Updated on May 28, 2022
Table of Contents
Sales Tax Calculation
Divide the total amount received by “1 + the sales tax rate” in order to compute the sales tax included in the company’s receipts. Sales tax is calculated by multiplying taxable receipts by the sales tax rate. Divide the taxable sales by 1.0725 if the sales tax is 7.25 percent.
Example of the Sales Tax Calculation
Consider a 7 percent sales tax on everything sold in a vending machine as an illustration. Vending machine receipts totaled $481.50 in the most recent month. As a result, the $481.50 total includes both the goods sales proceeds and the corresponding sales tax. For example, using mathematics, we can figure out exactly what things were sold and how much tax they were subject to: $481.50.
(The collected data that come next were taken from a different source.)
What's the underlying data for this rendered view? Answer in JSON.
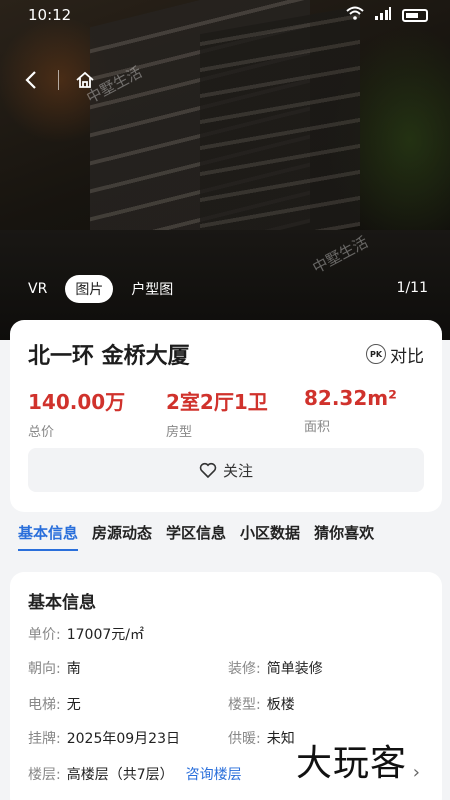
{
  "status_bar": {
    "time": "10:12"
  },
  "header": {
    "watermarks": [
      "中墅生活",
      "中墅生活"
    ]
  },
  "media": {
    "tabs": [
      {
        "label": "VR",
        "active": false
      },
      {
        "label": "图片",
        "active": true
      },
      {
        "label": "户型图",
        "active": false
      }
    ],
    "counter": "1/11"
  },
  "listing": {
    "title": "北一环 金桥大厦",
    "compare_label": "对比",
    "compare_icon": "PK",
    "stats": [
      {
        "value": "140.00万",
        "label": "总价"
      },
      {
        "value": "2室2厅1卫",
        "label": "房型"
      },
      {
        "value": "82.32m²",
        "label": "面积"
      }
    ],
    "follow_label": "关注"
  },
  "section_tabs": [
    {
      "label": "基本信息",
      "active": true
    },
    {
      "label": "房源动态",
      "active": false
    },
    {
      "label": "学区信息",
      "active": false
    },
    {
      "label": "小区数据",
      "active": false
    },
    {
      "label": "猜你喜欢",
      "active": false
    }
  ],
  "basic_info": {
    "title": "基本信息",
    "unit_price": {
      "label": "单价:",
      "value": "17007元/㎡"
    },
    "orientation": {
      "label": "朝向:",
      "value": "南"
    },
    "decoration": {
      "label": "装修:",
      "value": "简单装修"
    },
    "elevator": {
      "label": "电梯:",
      "value": "无"
    },
    "building_type": {
      "label": "楼型:",
      "value": "板楼"
    },
    "listed": {
      "label": "挂牌:",
      "value": "2025年09月23日"
    },
    "heating": {
      "label": "供暖:",
      "value": "未知"
    },
    "floor": {
      "label": "楼层:",
      "value": "高楼层（共7层）"
    },
    "consult_label": "咨询楼层"
  },
  "overlay_logo": "大玩客",
  "colors": {
    "accent": "#2a6fdb",
    "price": "#d0322c"
  }
}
Suppose that S is the actual sales of goods (before deducting the sales tax) and that 0.07S is the actual sales tax. Assuming that the final total includes the sales tax, we can write S + 0.07S = 1.07S = $481.50 as the final total. Subtracting $481.50 from 1.07 yields S. As a result, the real goods sales came to $450 in total. In this case, the 7 percent sales tax equates to $31.50 ($450 multiplied by 0.7 percent). Let’s check to see whether everything adds up: There were total sales of $481.50 from the vending machines, which was the result of $450 product sales plus $31.50 in sales tax.
Additional Example of the Sales Tax Calculation
In this example, let’s imagine that a corporation has $32,100 in sales revenues, which includes a 7% sales tax. You’ll have to pay 0.07S in sales tax to cover the actual sales. As a result, the total cost of S + 0.07S is $32,100. In reality, sales will be $30,000 ($32,100 divided by 1.07 = $30,000). The true sales tax will be 0.07 X $30,000 = $2,100. It’s easy to see that our proof is $32,100: $30,00 in sales plus $2,100 in sales tax. It can be summarised as follows: debit Cash $32,100; credit Sales $30,000, and debit the Sales Tax Payable $2,100.